Have you ever used VIM editer in the linux? If yes then you must have observed that whatever you type in the editor is visible to you and your system knows that what characters you have written. It means these characters are stored somewhere in the system.
What happens when you just gave the :q command in the VIM editor, the editor is closed now and whatever characters you have written in the Vim Editor is lost now.
What happens when you gave the :wq command in VIM, the editor is closed but whatever you have written in the Editor is not lost. You can get this saved file even after rebooting your system. If you know the secondary memory then it simply means that now the file is in the secondary storage.
Both the times the file was saved in the system but only difference is that for the first observation the file was saved in you primary memory and the second time you just saved your file in the secondary storage.
Who did this stuff? The answer is block layer of the Operating system.

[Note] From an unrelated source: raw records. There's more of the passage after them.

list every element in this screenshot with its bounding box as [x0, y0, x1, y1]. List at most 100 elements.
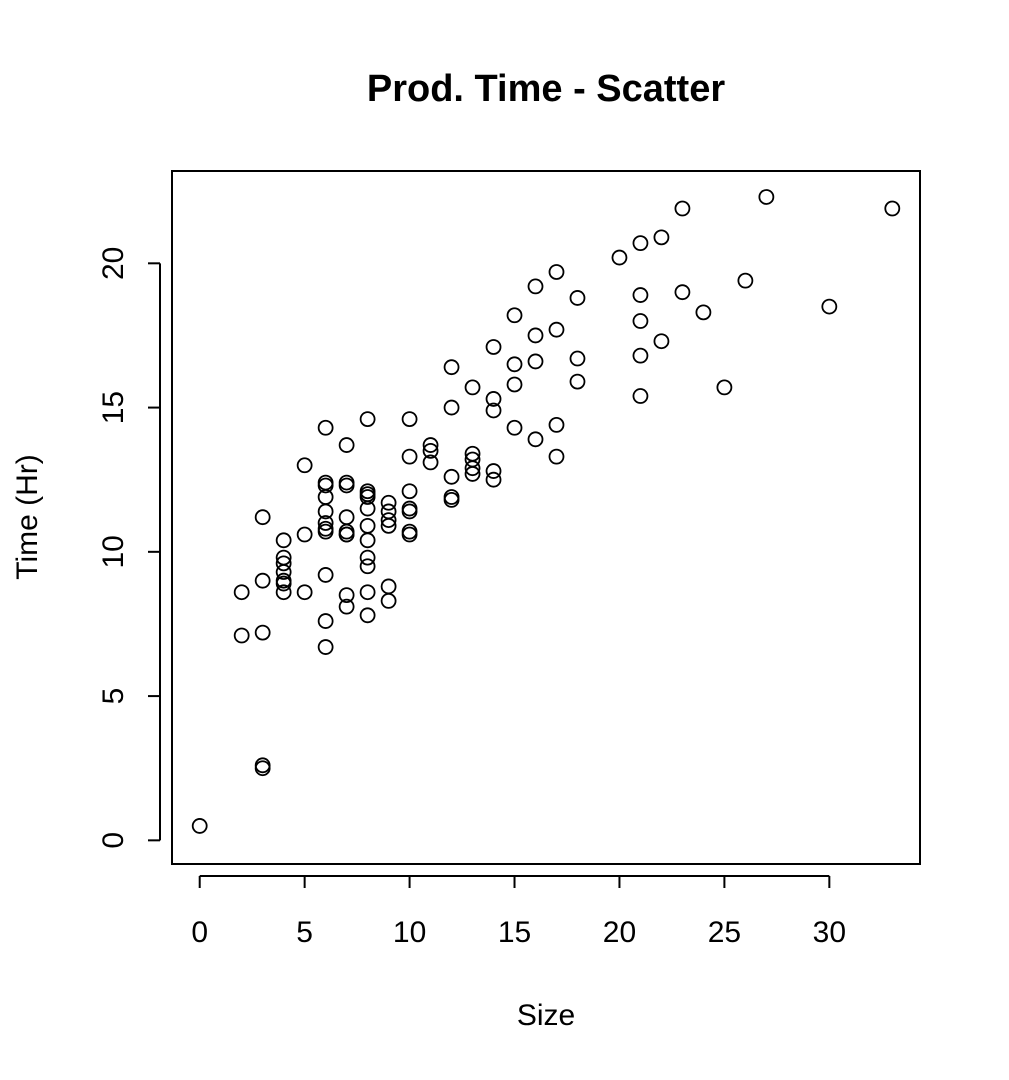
- scatter-point: [569, 373, 586, 390]
- scatter-point: [632, 313, 649, 329]
- scatter-point: [380, 592, 397, 609]
- scatter-point: [380, 494, 397, 511]
- x-tick-label: 15: [498, 916, 531, 949]
- scatter-point: [632, 347, 649, 364]
- scatter-point: [464, 460, 481, 477]
- x-tick-label: 5: [296, 916, 313, 949]
- scatter-point: [548, 416, 565, 433]
- scatter-point: [464, 466, 481, 482]
- scatter-point: [422, 437, 439, 453]
- scatter-point: [548, 448, 565, 465]
- scatter-point: [359, 532, 376, 549]
- scatter-point: [485, 471, 502, 488]
- scatter-point: [548, 264, 565, 280]
- scatter-point: [233, 584, 250, 601]
- scatter-point: [506, 307, 523, 324]
- scatter-point: [443, 492, 460, 508]
- scatter-point: [401, 448, 418, 465]
- y-tick-label: 0: [97, 832, 130, 849]
- scatter-point: [401, 483, 418, 500]
- scatter-point: [674, 284, 691, 301]
- scatter-point: [191, 818, 208, 834]
- scatter-point: [632, 287, 649, 303]
- data-points: [191, 189, 901, 834]
- scatter-point: [275, 555, 292, 572]
- x-tick-label: 0: [191, 916, 208, 949]
- scatter-point: [254, 509, 271, 526]
- scatter-point: [443, 399, 460, 416]
- y-axis-label: Time (Hr): [11, 454, 44, 580]
- scatter-point: [359, 584, 376, 601]
- y-tick-label: 10: [97, 535, 130, 568]
- scatter-point: [443, 359, 460, 376]
- scatter-point: [380, 578, 397, 595]
- scatter-point: [401, 411, 418, 428]
- scatter-point: [359, 517, 376, 534]
- scatter-point: [254, 624, 271, 641]
- scatter-point: [527, 353, 544, 370]
- scatter-point: [527, 327, 544, 344]
- scatter-point: [569, 350, 586, 367]
- scatter-point: [317, 503, 334, 520]
- scatter-point: [338, 437, 355, 453]
- y-axis: 0 5 10 15 20: [97, 247, 161, 849]
- scatter-point: [485, 339, 502, 355]
- scatter-point: [359, 558, 376, 575]
- scatter-point: [464, 379, 481, 396]
- scatter-point: [485, 391, 502, 407]
- scatter-point: [359, 486, 376, 503]
- scatter-point: [233, 627, 250, 644]
- scatter-point: [380, 517, 397, 534]
- scatter-point: [317, 515, 334, 531]
- scatter-point: [674, 200, 691, 217]
- scatter-point: [485, 402, 502, 419]
- scatter-point: [527, 431, 544, 448]
- scatter-point: [254, 572, 271, 589]
- scatter-point: [422, 442, 439, 459]
- scatter-point: [380, 512, 397, 528]
- scatter-point: [758, 189, 775, 205]
- scatter-point: [254, 760, 271, 777]
- scatter-point: [359, 549, 376, 566]
- scatter-point: [485, 463, 502, 479]
- x-tick-label: 10: [393, 916, 426, 949]
- scatter-point: [296, 584, 313, 601]
- scatter-point: [422, 454, 439, 471]
- scatter-point: [296, 526, 313, 543]
- scatter-point: [317, 477, 334, 494]
- y-tick-label: 5: [97, 688, 130, 705]
- scatter-point: [401, 503, 418, 520]
- x-tick-label: 30: [813, 916, 846, 949]
- scatter-point: [296, 457, 313, 474]
- scatter-point: [716, 379, 733, 396]
- scatter-point: [359, 411, 376, 428]
- scatter-point: [884, 200, 901, 217]
- scatter-point: [338, 598, 355, 615]
- scatter-point: [359, 607, 376, 624]
- scatter-point: [317, 613, 334, 629]
- scatter-point: [821, 298, 838, 315]
- x-axis-label: Size: [517, 999, 575, 1032]
- scatter-point: [653, 229, 670, 246]
- scatter-point: [527, 278, 544, 295]
- scatter-point: [737, 272, 754, 289]
- scatter-point: [695, 304, 712, 321]
- scatter-point: [632, 388, 649, 404]
- scatter-point: [506, 376, 523, 393]
- scatter-point: [506, 356, 523, 373]
- scatter-point: [317, 639, 334, 655]
- scatter-point: [275, 532, 292, 549]
- x-tick-label: 25: [708, 916, 741, 949]
- scatter-point: [338, 477, 355, 494]
- scatter-point: [338, 526, 355, 543]
- scatter-point: [548, 321, 565, 338]
- scatter-point: [338, 587, 355, 604]
- chart-title: Prod. Time - Scatter: [367, 68, 726, 110]
- scatter-point: [317, 419, 334, 436]
- y-tick-label: 20: [97, 247, 130, 280]
- scatter-point: [443, 468, 460, 485]
- plot-frame: [171, 170, 921, 865]
- y-tick-label: 15: [97, 391, 130, 424]
- scatter-point: [611, 249, 628, 266]
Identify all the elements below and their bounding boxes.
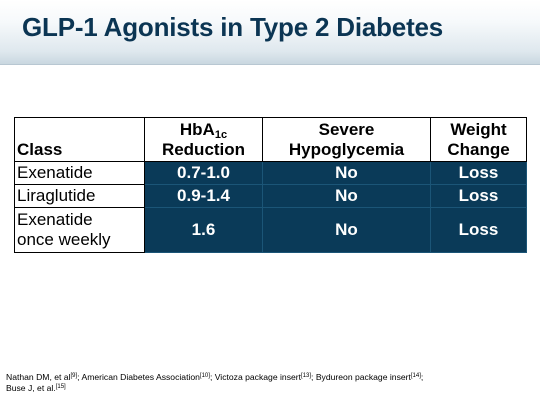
row-class: Liraglutide: [14, 184, 145, 208]
ref-separator: ;: [420, 372, 424, 382]
row-class-label: Exenatide: [17, 163, 93, 182]
row-hypoglycemia: No: [262, 161, 431, 185]
ref-bydureon: ; Bydureon package insert: [311, 372, 411, 382]
header-weight-line1: Weight: [450, 120, 507, 139]
row-hypoglycemia: No: [262, 207, 431, 253]
table-row: Liraglutide 0.9-1.4 No Loss: [14, 184, 527, 208]
ref-bydureon-num: [14]: [410, 373, 421, 379]
references-footnote: Nathan DM, et al[9]; American Diabetes A…: [6, 372, 534, 394]
row-hypoglycemia: No: [262, 184, 431, 208]
table-header-row: Class HbA1c Reduction Severe Hypoglycemi…: [14, 117, 527, 162]
header-hba1c: HbA1c Reduction: [144, 117, 263, 162]
header-class-label: Class: [17, 140, 63, 159]
row-weight: Loss: [430, 184, 527, 208]
table-row: Exenatide once weekly 1.6 No Loss: [14, 207, 527, 253]
row-class-label-line2: once weekly: [17, 230, 111, 249]
row-class: Exenatide: [14, 161, 145, 185]
row-hba1c: 0.9-1.4: [144, 184, 263, 208]
ref-nathan-num: [9]: [70, 373, 78, 379]
header-hba1c-line2: Reduction: [161, 140, 246, 159]
header-hba1c-subscript: 1c: [214, 129, 228, 141]
header-hba1c-main: HbA: [179, 120, 215, 139]
slide-title: GLP-1 Agonists in Type 2 Diabetes: [22, 12, 444, 42]
ref-buse-num: [15]: [55, 384, 66, 390]
slide-header: GLP-1 Agonists in Type 2 Diabetes: [0, 0, 540, 65]
row-class-label: Exenatide: [17, 210, 93, 229]
ref-victoza: ; Victoza package insert: [209, 372, 302, 382]
header-class: Class: [14, 117, 145, 162]
table-row: Exenatide 0.7-1.0 No Loss: [14, 161, 527, 185]
header-weight: Weight Change: [430, 117, 527, 162]
header-weight-line2: Change: [447, 140, 510, 159]
comparison-table: Class HbA1c Reduction Severe Hypoglycemi…: [14, 117, 527, 253]
header-hypoglycemia: Severe Hypoglycemia: [262, 117, 431, 162]
ref-ada: ; American Diabetes Association: [77, 372, 200, 382]
row-hba1c: 0.7-1.0: [144, 161, 263, 185]
row-weight: Loss: [430, 161, 527, 185]
row-class-label: Liraglutide: [17, 186, 96, 205]
ref-victoza-num: [13]: [301, 373, 312, 379]
row-weight: Loss: [430, 207, 527, 253]
ref-nathan: Nathan DM, et al: [6, 372, 71, 382]
ref-ada-num: [10]: [199, 373, 210, 379]
ref-buse: Buse J, et al.: [6, 383, 56, 393]
header-hypo-line2: Hypoglycemia: [288, 140, 405, 159]
header-hypo-line1: Severe: [318, 120, 375, 139]
row-hba1c: 1.6: [144, 207, 263, 253]
row-class: Exenatide once weekly: [14, 207, 145, 253]
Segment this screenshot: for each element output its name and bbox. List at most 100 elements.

This is just a example to understand what is the role of Block layer of the Operating System but there are too many stuffs in the operating system where the block driver works. To implement the block driver we can simply have a conclusion i.e. whenever we need to save the primary storage data into the secondary storage or to fetch the data stored in the secondary storage into the primary one, the block layer comes into the picture.
The block driver simply writes the block of bytes into the secondary storage from the primary storage or reads the block of bytes from secodary storage to the primary storage.
The block driver deals with the data in fixed size of blocks. Mostly all the devices which are used as the secondary storage are the block devices.
We require to mount a filesystem on the block devices. Filesystem provides the way of arrangment in the device and meaning of the simple 0s and 1s(raw data stored on the device) to the Operating System. The device file provides the interface between the filesystem and the block device driver. Filesystem can divide the disk (Mostly the secondary storage) into multiple logical parts i.e. partitions of the disk.
Block devices support random access and generally use buffered input and output routines. The operating system allocates a data buffer to hold a single block each for input and output. When a program sends a request to read data from, or write data to, the device, the system stores each character of that data in the appropriate buffer. When the buffer fills up, the appropriate operation takes place (data transfer) and the system clears the buffer.
The sector is the smallest addressable unit of the disk. Each sector stores a fixed amount of user-accessible data, traditionally 512 bytes for hard drives and 2048 bytes for CD-ROMs and DVD-ROMs. Newer hard drives use 4096-byte sectors.